Thursday, 8 October 2009

Security Digest #2

Another collection of minor articles, references, and other resources, relating to computer security generally, and to the Microsoft SDL particularly.

Installing & Using the SDL Process Template

Here's an MSDN video (WMV, 9 minutes and 4 seconds) on how to install the SDL Process Template, followed by a walkthrough on how to start using it in a new project.

The Microsoft SDL Process Template for Visual Studio Team System was created to ease adoption of the SDL by automatically integrating the policy, process and tools of the Security Development Lifecycle v4.1 into Visual Studio Team System 2008.


Most Popular Vulnerabilities!

From Virtual Tech Days, February 18th 2009, comes this combination PowerPoint / live demo presentation by Varun Sharma (Security Engineer, ACE Team, MS Information Security) enumerating and illustrating the top 5 Web App security bugs: Authorization Issues, Clear Text Secrets, Cross-Site Scripting (alone responsible for more than half of all incidents found by the ACE Team in 2008), SQL Injection, and Verbose Error Messages.

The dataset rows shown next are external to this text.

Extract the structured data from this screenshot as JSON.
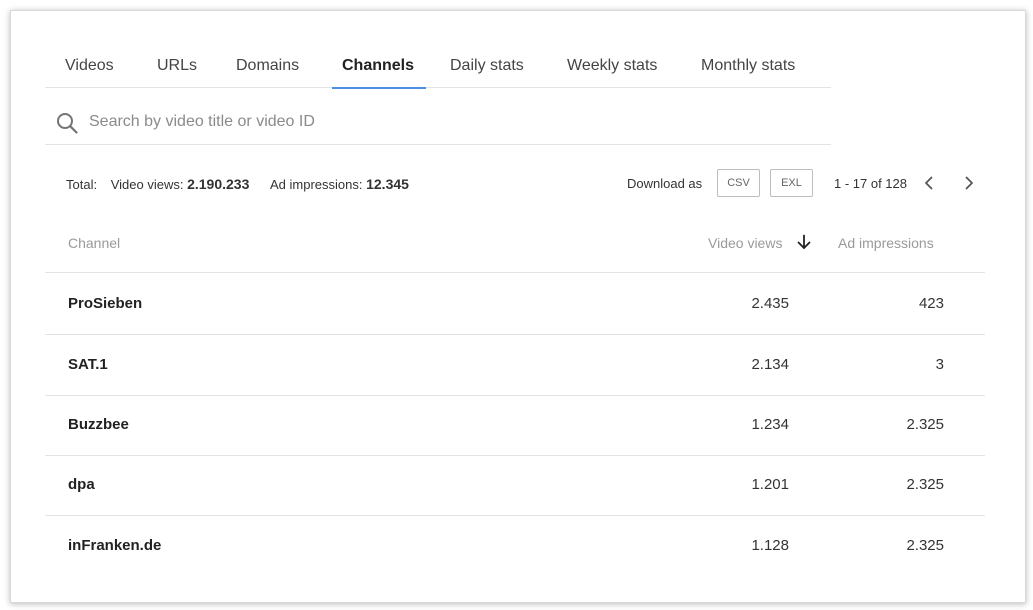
{
  "tabs": [
    {
      "label": "Videos",
      "active": false
    },
    {
      "label": "URLs",
      "active": false
    },
    {
      "label": "Domains",
      "active": false
    },
    {
      "label": "Channels",
      "active": true
    },
    {
      "label": "Daily stats",
      "active": false
    },
    {
      "label": "Weekly stats",
      "active": false
    },
    {
      "label": "Monthly stats",
      "active": false
    }
  ],
  "search": {
    "placeholder": "Search by video title or video ID",
    "value": ""
  },
  "totals": {
    "label": "Total:",
    "video_views_label": "Video views:",
    "video_views_value": "2.190.233",
    "ad_impressions_label": "Ad impressions:",
    "ad_impressions_value": "12.345"
  },
  "download": {
    "label": "Download as",
    "csv": "CSV",
    "exl": "EXL"
  },
  "pagination": {
    "range": "1 - 17 of 128"
  },
  "table": {
    "columns": {
      "channel": "Channel",
      "video_views": "Video views",
      "ad_impressions": "Ad impressions"
    },
    "sort": {
      "column": "video_views",
      "direction": "descending"
    },
    "rows": [
      {
        "channel": "ProSieben",
        "video_views": "2.435",
        "ad_impressions": "423"
      },
      {
        "channel": "SAT.1",
        "video_views": "2.134",
        "ad_impressions": "3"
      },
      {
        "channel": "Buzzbee",
        "video_views": "1.234",
        "ad_impressions": "2.325"
      },
      {
        "channel": "dpa",
        "video_views": "1.201",
        "ad_impressions": "2.325"
      },
      {
        "channel": "inFranken.de",
        "video_views": "1.128",
        "ad_impressions": "2.325"
      }
    ]
  },
  "colors": {
    "accent": "#4a90e2",
    "divider": "#e3e3e3",
    "muted_text": "#9a9a9a"
  }
}
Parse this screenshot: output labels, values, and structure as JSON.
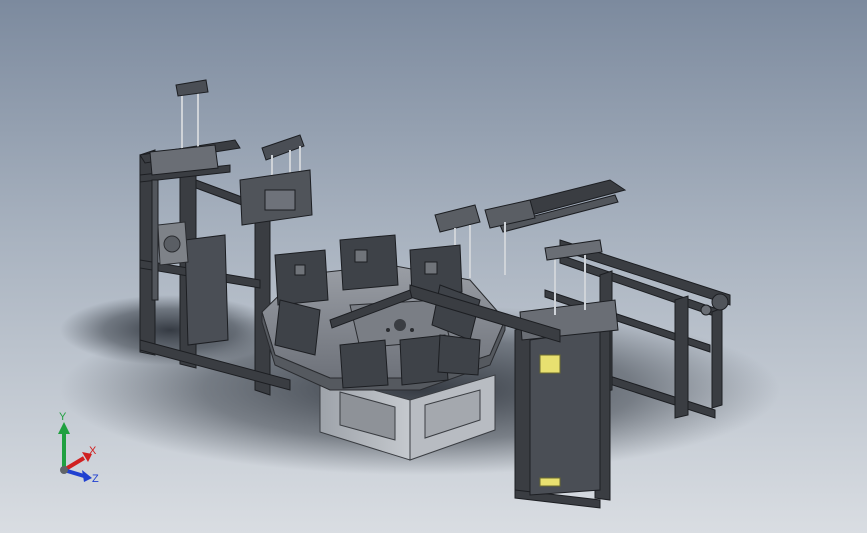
{
  "viewport": {
    "background_top": "#7c8a9e",
    "background_bottom": "#d9dde2"
  },
  "model": {
    "frame_color": "#3a3d42",
    "plate_color": "#8a8e95",
    "accent_yellow": "#e8e070"
  },
  "triad": {
    "x_label": "X",
    "y_label": "Y",
    "z_label": "Z",
    "x_color": "#d02020",
    "y_color": "#20a040",
    "z_color": "#2040d0"
  }
}
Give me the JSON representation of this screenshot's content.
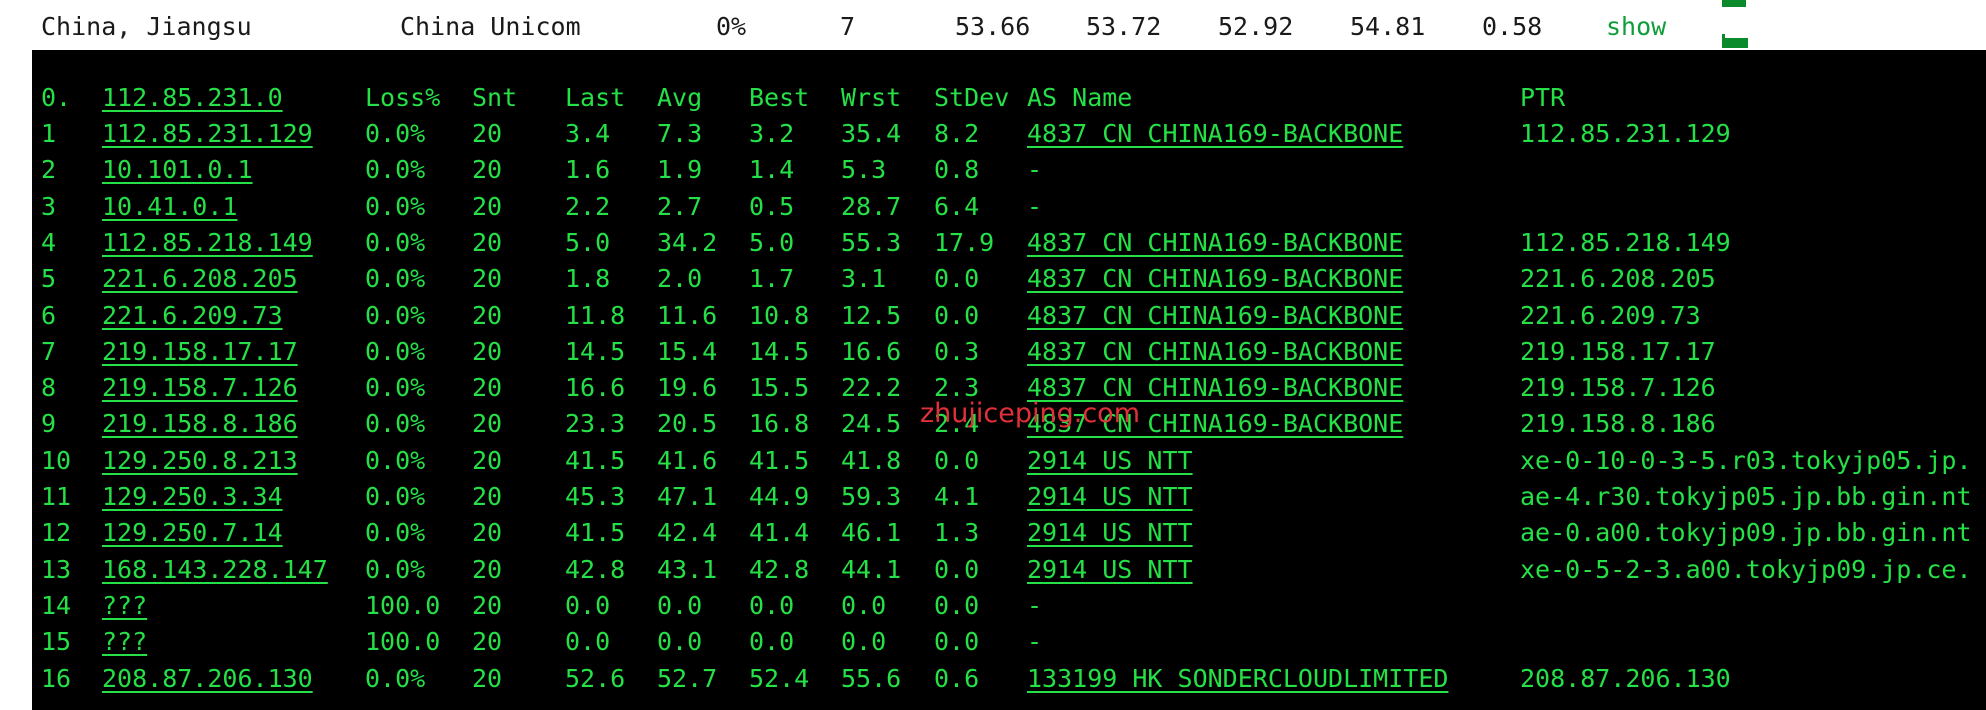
{
  "summary": {
    "location": "China, Jiangsu",
    "isp": "China Unicom",
    "loss": "0%",
    "hops": "7",
    "v1": "53.66",
    "v2": "53.72",
    "v3": "52.92",
    "v4": "54.81",
    "v5": "0.58",
    "link": "show"
  },
  "header": {
    "hop": "0.",
    "host": "112.85.231.0",
    "loss": "Loss%",
    "snt": "Snt",
    "last": "Last",
    "avg": "Avg",
    "best": "Best",
    "wrst": "Wrst",
    "stdev": "StDev",
    "as": "AS Name",
    "ptr": "PTR"
  },
  "hops": [
    {
      "hop": "1",
      "host": "112.85.231.129",
      "loss": "0.0%",
      "snt": "20",
      "last": "3.4",
      "avg": "7.3",
      "best": "3.2",
      "wrst": "35.4",
      "stdev": "8.2",
      "as": "4837  CN CHINA169-BACKBONE",
      "ptr": "112.85.231.129"
    },
    {
      "hop": "2",
      "host": "10.101.0.1",
      "loss": "0.0%",
      "snt": "20",
      "last": "1.6",
      "avg": "1.9",
      "best": "1.4",
      "wrst": "5.3",
      "stdev": "0.8",
      "as": "-",
      "ptr": ""
    },
    {
      "hop": "3",
      "host": "10.41.0.1",
      "loss": "0.0%",
      "snt": "20",
      "last": "2.2",
      "avg": "2.7",
      "best": "0.5",
      "wrst": "28.7",
      "stdev": "6.4",
      "as": "-",
      "ptr": ""
    },
    {
      "hop": "4",
      "host": "112.85.218.149",
      "loss": "0.0%",
      "snt": "20",
      "last": "5.0",
      "avg": "34.2",
      "best": "5.0",
      "wrst": "55.3",
      "stdev": "17.9",
      "as": "4837  CN CHINA169-BACKBONE",
      "ptr": "112.85.218.149"
    },
    {
      "hop": "5",
      "host": "221.6.208.205",
      "loss": "0.0%",
      "snt": "20",
      "last": "1.8",
      "avg": "2.0",
      "best": "1.7",
      "wrst": "3.1",
      "stdev": "0.0",
      "as": "4837  CN CHINA169-BACKBONE",
      "ptr": "221.6.208.205"
    },
    {
      "hop": "6",
      "host": "221.6.209.73",
      "loss": "0.0%",
      "snt": "20",
      "last": "11.8",
      "avg": "11.6",
      "best": "10.8",
      "wrst": "12.5",
      "stdev": "0.0",
      "as": "4837  CN CHINA169-BACKBONE",
      "ptr": "221.6.209.73"
    },
    {
      "hop": "7",
      "host": "219.158.17.17",
      "loss": "0.0%",
      "snt": "20",
      "last": "14.5",
      "avg": "15.4",
      "best": "14.5",
      "wrst": "16.6",
      "stdev": "0.3",
      "as": "4837  CN CHINA169-BACKBONE",
      "ptr": "219.158.17.17"
    },
    {
      "hop": "8",
      "host": "219.158.7.126",
      "loss": "0.0%",
      "snt": "20",
      "last": "16.6",
      "avg": "19.6",
      "best": "15.5",
      "wrst": "22.2",
      "stdev": "2.3",
      "as": "4837  CN CHINA169-BACKBONE",
      "ptr": "219.158.7.126"
    },
    {
      "hop": "9",
      "host": "219.158.8.186",
      "loss": "0.0%",
      "snt": "20",
      "last": "23.3",
      "avg": "20.5",
      "best": "16.8",
      "wrst": "24.5",
      "stdev": "2.4",
      "as": "4837  CN CHINA169-BACKBONE",
      "ptr": "219.158.8.186"
    },
    {
      "hop": "10",
      "host": "129.250.8.213",
      "loss": "0.0%",
      "snt": "20",
      "last": "41.5",
      "avg": "41.6",
      "best": "41.5",
      "wrst": "41.8",
      "stdev": "0.0",
      "as": "2914  US NTT",
      "ptr": "xe-0-10-0-3-5.r03.tokyjp05.jp."
    },
    {
      "hop": "11",
      "host": "129.250.3.34",
      "loss": "0.0%",
      "snt": "20",
      "last": "45.3",
      "avg": "47.1",
      "best": "44.9",
      "wrst": "59.3",
      "stdev": "4.1",
      "as": "2914  US NTT",
      "ptr": "ae-4.r30.tokyjp05.jp.bb.gin.nt"
    },
    {
      "hop": "12",
      "host": "129.250.7.14",
      "loss": "0.0%",
      "snt": "20",
      "last": "41.5",
      "avg": "42.4",
      "best": "41.4",
      "wrst": "46.1",
      "stdev": "1.3",
      "as": "2914  US NTT",
      "ptr": "ae-0.a00.tokyjp09.jp.bb.gin.nt"
    },
    {
      "hop": "13",
      "host": "168.143.228.147",
      "loss": "0.0%",
      "snt": "20",
      "last": "42.8",
      "avg": "43.1",
      "best": "42.8",
      "wrst": "44.1",
      "stdev": "0.0",
      "as": "2914  US NTT",
      "ptr": "xe-0-5-2-3.a00.tokyjp09.jp.ce."
    },
    {
      "hop": "14",
      "host": "???",
      "loss": "100.0",
      "snt": "20",
      "last": "0.0",
      "avg": "0.0",
      "best": "0.0",
      "wrst": "0.0",
      "stdev": "0.0",
      "as": "-",
      "ptr": ""
    },
    {
      "hop": "15",
      "host": "???",
      "loss": "100.0",
      "snt": "20",
      "last": "0.0",
      "avg": "0.0",
      "best": "0.0",
      "wrst": "0.0",
      "stdev": "0.0",
      "as": "-",
      "ptr": ""
    },
    {
      "hop": "16",
      "host": "208.87.206.130",
      "loss": "0.0%",
      "snt": "20",
      "last": "52.6",
      "avg": "52.7",
      "best": "52.4",
      "wrst": "55.6",
      "stdev": "0.6",
      "as": "133199 HK SONDERCLOUDLIMITED",
      "ptr": "208.87.206.130"
    }
  ],
  "watermark": "zhujiceping.com"
}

The 56.5MB, 68 minute WMV can be downloaded here.

How Do I: Use the SDL Process Template Documentation and Reporting?

This video shows how to use the SDL Process Template document templates and security metrics reporting. The built-in SDL document templates help to jump start the use of the Microsoft SDL. The reporting allows improved visibility into key security risks for the application, and the progress the team is making toward their security goals.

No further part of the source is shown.